Baustelle 4: Die Jungen
Im März spielte der FC Zürich gegen Sion, auf dem Platz standen acht beim FCZ ausgebildete Spieler, darunter mit Kryeziu, Rüegg, Rohner, Aliu, Domgjoni fünf Akteure 21 oder jünger. Letzte Woche spielte der FCZ wieder gegen Sion. Auf dem Platz: drei Eigengewächse, unter ihnen Rüegg und Domgjoni. Etwas ist geschehen, das Magnin missfällt.
Einerseits sind Aliu und Rohner verletzt ausgefallen, andererseits haben sich die anderen Jungen nicht wie erhofft entwickelt. «Ich bin unzufrieden», sagt Magnin. Der Einsatz in der U-21 war nicht immer genügend, namentlich beim Sommertransfer Guenouche. Kommt hinzu, dass Magnin Talente wie Haile-Selassie im Sommer ausleihen wollte. Was dieser ablehnte. «Wir müssen künftig den Jungen zeigen können, dass auch dieser Weg ein guter ist.» Doch Magnin ist zögerlicher geworden, wenn es darum geht, Talente einzusetzen: «Manchmal muss auch ich auf die Tabelle schauen.»

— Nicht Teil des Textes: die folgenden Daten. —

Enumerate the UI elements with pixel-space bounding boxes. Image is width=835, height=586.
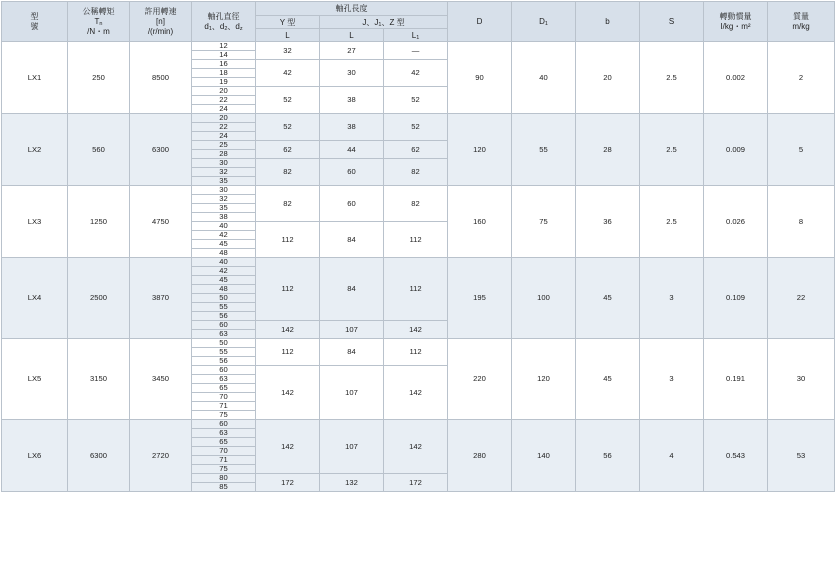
cell-inertia: 0.543: [704, 420, 768, 492]
cell-length-l1: 52: [384, 114, 448, 141]
cell-length-l1: 112: [384, 222, 448, 258]
cell-d: 120: [448, 114, 512, 186]
cell-length-j: 27: [320, 42, 384, 60]
cell-d: 160: [448, 186, 512, 258]
header-speed-unit: /(r/min): [147, 26, 174, 36]
cell-torque: 2500: [68, 258, 130, 339]
cell-mass: 8: [768, 186, 835, 258]
cell-length-j: 38: [320, 87, 384, 114]
cell-length-y: 42: [256, 60, 320, 87]
header-torque: [68, 2, 130, 42]
cell-bore: 24: [192, 132, 256, 141]
cell-bore: 60: [192, 321, 256, 330]
cell-bore: 42: [192, 231, 256, 240]
cell-length-l1: 112: [384, 339, 448, 366]
bore-sep-1: 、d: [211, 21, 225, 31]
cell-length-j: 84: [320, 222, 384, 258]
cell-model: LX4: [2, 258, 68, 339]
cell-bore: 19: [192, 78, 256, 87]
cell-s: 2.5: [640, 186, 704, 258]
bore-sep-2: 、d: [227, 21, 240, 31]
cell-length-j: 60: [320, 159, 384, 186]
L1-symbol: L: [411, 30, 417, 40]
cell-torque: 6300: [68, 420, 130, 492]
table-row: [2, 42, 835, 51]
cell-mass: 5: [768, 114, 835, 186]
header-inertia-unit: I/kg・m²: [720, 21, 751, 31]
cell-speed: 3870: [130, 258, 192, 339]
cell-length-y: 52: [256, 114, 320, 141]
header-j-z-type: [320, 16, 448, 29]
cell-bore: 70: [192, 393, 256, 402]
cell-s: 2.5: [640, 42, 704, 114]
cell-d: 90: [448, 42, 512, 114]
cell-bore: 56: [192, 312, 256, 321]
cell-b: 56: [576, 420, 640, 492]
cell-bore: 22: [192, 96, 256, 105]
cell-length-j: 84: [320, 339, 384, 366]
cell-d1: 140: [512, 420, 576, 492]
cell-bore: 56: [192, 357, 256, 366]
cell-bore: 16: [192, 60, 256, 69]
cell-bore: 32: [192, 195, 256, 204]
cell-bore: 71: [192, 456, 256, 465]
cell-inertia: 0.002: [704, 42, 768, 114]
cell-mass: 30: [768, 339, 835, 420]
cell-length-j: 107: [320, 321, 384, 339]
j-type-a: J、J: [362, 17, 379, 27]
torque-symbol: T: [94, 16, 100, 26]
header-torque-label: 公稱轉矩: [82, 6, 115, 16]
header-bore-symbols: [192, 22, 255, 32]
cell-length-j: 30: [320, 60, 384, 87]
cell-inertia: 0.109: [704, 258, 768, 339]
cell-length-j: 132: [320, 474, 384, 492]
L1-subscript: 1: [416, 34, 420, 41]
header-torque-unit: /N・m: [87, 26, 110, 36]
cell-length-y: 82: [256, 159, 320, 186]
cell-s: 2.5: [640, 114, 704, 186]
cell-bore: 24: [192, 105, 256, 114]
cell-d: 280: [448, 420, 512, 492]
cell-bore: 35: [192, 177, 256, 186]
header-L1: [384, 29, 448, 42]
cell-length-y: 142: [256, 420, 320, 474]
cell-model: LX5: [2, 339, 68, 420]
header-D1: [512, 2, 576, 42]
cell-bore: 48: [192, 285, 256, 294]
cell-bore: 50: [192, 294, 256, 303]
cell-length-l1: 82: [384, 186, 448, 222]
cell-bore: 65: [192, 438, 256, 447]
cell-model: LX1: [2, 42, 68, 114]
table-row: [2, 258, 835, 267]
bore-sub-1: 1: [208, 25, 212, 32]
header-inertia: [704, 2, 768, 42]
cell-length-y: 112: [256, 339, 320, 366]
cell-length-l1: 42: [384, 60, 448, 87]
cell-bore: 55: [192, 348, 256, 357]
cell-b: 45: [576, 258, 640, 339]
header-D: D: [448, 2, 512, 42]
cell-length-y: 142: [256, 366, 320, 420]
cell-bore: 45: [192, 276, 256, 285]
cell-bore: 40: [192, 222, 256, 231]
header-y-type: Y 型: [256, 16, 320, 29]
cell-bore: 45: [192, 240, 256, 249]
cell-d: 220: [448, 339, 512, 420]
D1-subscript: 1: [544, 21, 548, 27]
table-row: [2, 420, 835, 429]
cell-length-j: 107: [320, 420, 384, 474]
cell-s: 3: [640, 339, 704, 420]
cell-length-l1: 82: [384, 159, 448, 186]
cell-bore: 30: [192, 159, 256, 168]
cell-length-y: 172: [256, 474, 320, 492]
cell-bore: 71: [192, 402, 256, 411]
cell-length-j: 38: [320, 114, 384, 141]
cell-mass: 53: [768, 420, 835, 492]
table-row: [2, 186, 835, 195]
cell-model: LX6: [2, 420, 68, 492]
table-body: [2, 42, 835, 492]
cell-speed: 8500: [130, 42, 192, 114]
coupling-spec-table: [1, 1, 835, 492]
cell-length-l1: 112: [384, 258, 448, 321]
cell-mass: 2: [768, 42, 835, 114]
cell-s: 3: [640, 258, 704, 339]
cell-d1: 40: [512, 42, 576, 114]
torque-subscript: n: [99, 20, 103, 27]
cell-d1: 75: [512, 186, 576, 258]
cell-d: 195: [448, 258, 512, 339]
cell-speed: 3450: [130, 339, 192, 420]
cell-bore: 32: [192, 168, 256, 177]
header-bore-diameter: [192, 2, 256, 42]
cell-bore: 50: [192, 339, 256, 348]
header-model-text: 型 號: [30, 11, 39, 31]
cell-bore: 40: [192, 258, 256, 267]
cell-bore: 48: [192, 249, 256, 258]
table-header: [2, 2, 835, 42]
cell-torque: 3150: [68, 339, 130, 420]
cell-length-y: 52: [256, 87, 320, 114]
j-type-b: 、Z 型: [381, 17, 405, 27]
bore-sub-2: 2: [224, 25, 228, 32]
cell-speed: 2720: [130, 420, 192, 492]
cell-length-j: 44: [320, 141, 384, 159]
cell-bore: 70: [192, 447, 256, 456]
cell-bore: 25: [192, 141, 256, 150]
header-speed: [130, 2, 192, 42]
header-mass: [768, 2, 835, 42]
cell-bore: 63: [192, 375, 256, 384]
cell-s: 4: [640, 420, 704, 492]
cell-inertia: 0.009: [704, 114, 768, 186]
cell-bore: 60: [192, 366, 256, 375]
table-row: [2, 114, 835, 123]
cell-length-y: 112: [256, 222, 320, 258]
header-L-y: L: [256, 29, 320, 42]
cell-bore: 20: [192, 114, 256, 123]
cell-bore: 75: [192, 411, 256, 420]
header-speed-label: 許用轉速: [144, 6, 177, 16]
cell-bore: 30: [192, 186, 256, 195]
header-speed-symbol: [n]: [156, 16, 165, 26]
cell-length-y: 82: [256, 186, 320, 222]
cell-length-y: 62: [256, 141, 320, 159]
cell-length-l1: 142: [384, 366, 448, 420]
j-type-sub: 1: [378, 21, 382, 28]
header-mass-label: 質量: [793, 11, 809, 21]
cell-torque: 560: [68, 114, 130, 186]
cell-model: LX3: [2, 186, 68, 258]
cell-torque: 1250: [68, 186, 130, 258]
cell-bore: 60: [192, 420, 256, 429]
header-torque-symbol: [68, 17, 129, 27]
header-b: b: [576, 2, 640, 42]
cell-d1: 55: [512, 114, 576, 186]
cell-length-y: 112: [256, 258, 320, 321]
cell-length-y: 32: [256, 42, 320, 60]
header-inertia-label: 轉動慣量: [719, 11, 752, 21]
cell-b: 45: [576, 339, 640, 420]
header-bore-length: 軸孔長度: [256, 2, 448, 16]
cell-length-j: 107: [320, 366, 384, 420]
cell-bore: 38: [192, 213, 256, 222]
cell-bore: 63: [192, 429, 256, 438]
cell-speed: 4750: [130, 186, 192, 258]
cell-bore: 35: [192, 204, 256, 213]
cell-length-l1: 142: [384, 420, 448, 474]
bore-sub-3: z: [239, 25, 243, 32]
cell-bore: 63: [192, 330, 256, 339]
header-bore-label: 軸孔直徑: [207, 11, 240, 21]
cell-bore: 85: [192, 483, 256, 492]
cell-bore: 20: [192, 87, 256, 96]
cell-bore: 14: [192, 51, 256, 60]
cell-bore: 75: [192, 465, 256, 474]
cell-model: LX2: [2, 114, 68, 186]
cell-speed: 6300: [130, 114, 192, 186]
cell-bore: 28: [192, 150, 256, 159]
cell-b: 28: [576, 114, 640, 186]
header-mass-unit: m/kg: [792, 21, 810, 31]
header-L-j: L: [320, 29, 384, 42]
header-S: S: [640, 2, 704, 42]
cell-bore: 22: [192, 123, 256, 132]
spec-table-sheet: [1, 1, 834, 584]
cell-bore: 80: [192, 474, 256, 483]
table-row: [2, 339, 835, 348]
cell-length-l1: —: [384, 42, 448, 60]
cell-inertia: 0.026: [704, 186, 768, 258]
cell-length-l1: 142: [384, 321, 448, 339]
cell-bore: 42: [192, 267, 256, 276]
cell-bore: 12: [192, 42, 256, 51]
cell-d1: 120: [512, 339, 576, 420]
cell-length-l1: 52: [384, 87, 448, 114]
cell-length-j: 60: [320, 186, 384, 222]
cell-mass: 22: [768, 258, 835, 339]
cell-bore: 65: [192, 384, 256, 393]
cell-length-l1: 62: [384, 141, 448, 159]
bore-sym: d: [204, 21, 209, 31]
cell-torque: 250: [68, 42, 130, 114]
header-model: [2, 2, 68, 42]
cell-length-y: 142: [256, 321, 320, 339]
cell-b: 20: [576, 42, 640, 114]
cell-bore: 18: [192, 69, 256, 78]
cell-bore: 55: [192, 303, 256, 312]
cell-inertia: 0.191: [704, 339, 768, 420]
cell-length-l1: 172: [384, 474, 448, 492]
D1-symbol: D: [539, 17, 545, 26]
cell-length-j: 84: [320, 258, 384, 321]
cell-b: 36: [576, 186, 640, 258]
cell-d1: 100: [512, 258, 576, 339]
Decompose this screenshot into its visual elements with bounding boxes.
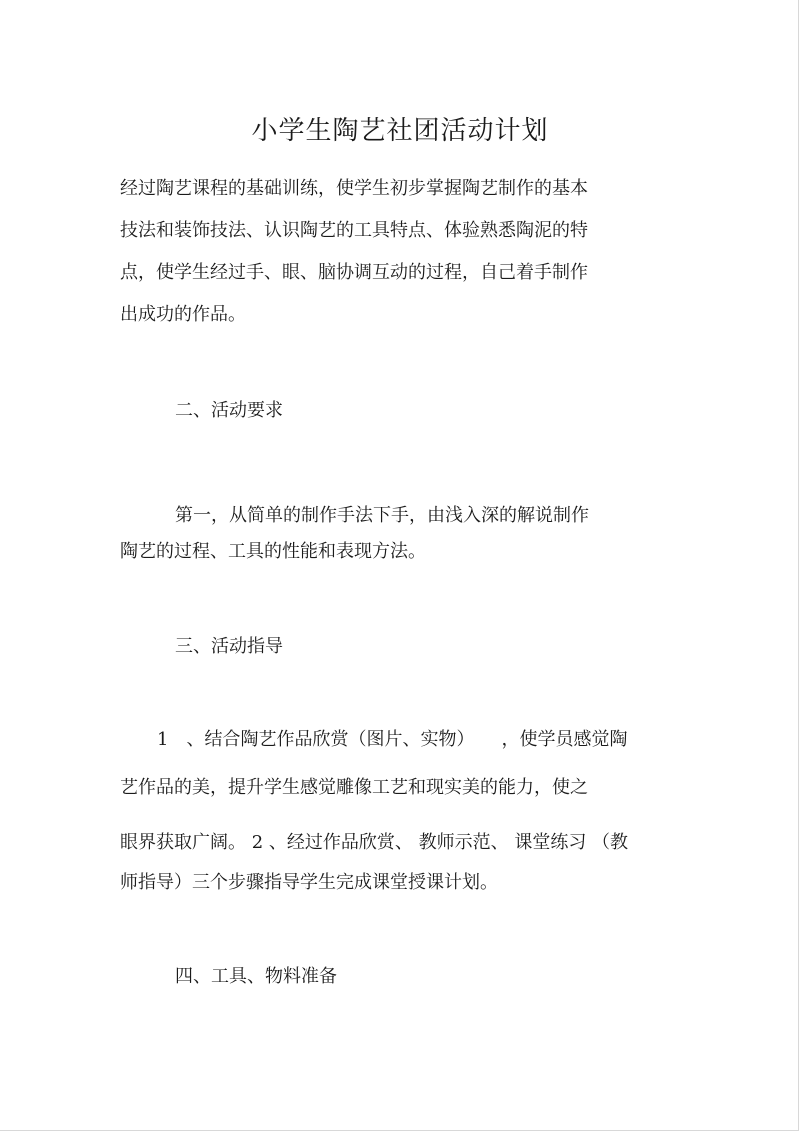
requirements-line: 陶艺的过程、工具的性能和表现方法。 (120, 541, 426, 562)
guidance-line: 艺作品的美，提升学生感觉雕像工艺和现实美的能力，使之 (120, 777, 588, 798)
guidance-line: 师指导）三个步骤指导学生完成课堂授课计划。 (120, 872, 498, 893)
intro-line: 点，使学生经过手、眼、脑协调互动的过程，自己着手制作 (120, 262, 588, 283)
requirements-line: 第一，从简单的制作手法下手，由浅入深的解说制作 (175, 505, 589, 526)
guidance-line: 眼界获取广阔。 2 、经过作品欣赏、 教师示范、 课堂练习 （教 (120, 832, 629, 853)
intro-line: 技法和装饰技法、认识陶艺的工具特点、体验熟悉陶泥的特 (120, 220, 588, 241)
intro-line: 经过陶艺课程的基础训练，使学生初步掌握陶艺制作的基本 (120, 178, 588, 199)
section-heading-guidance: 三、活动指导 (175, 636, 283, 657)
intro-line: 出成功的作品。 (120, 304, 246, 325)
guidance-line: 1 、结合陶艺作品欣赏（图片、实物） ，使学员感觉陶 (157, 729, 628, 750)
section-heading-materials: 四、工具、物料准备 (175, 966, 337, 987)
document-title: 小学生陶艺社团活动计划 (251, 116, 549, 146)
section-heading-requirements: 二、活动要求 (175, 400, 283, 421)
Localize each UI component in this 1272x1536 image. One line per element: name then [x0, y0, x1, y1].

Baustelle 5: Ludogorets Razgrad
Im Optimalfall dauert diese Baustelle bis heute Abend um 21 Uhr, dann ist sie erfolgreich abgearbeitet, und der FCZ führt die Gruppe A mit sechs Punkten an. «Es gibt keinen Favoriten», sagt Hekuran Kryeziu über den Gegner. Magnin muss umstellen, Pa Modou fehlt gesperrt, seit Tagen überlegt er sich, ob er in der Defensive von einer Vierer- auf eine Dreierkette wechseln soll. Das Ziel ist klar: mit einem Sieg eine mögliche Vorentscheidung in der Gruppe zu schaffen.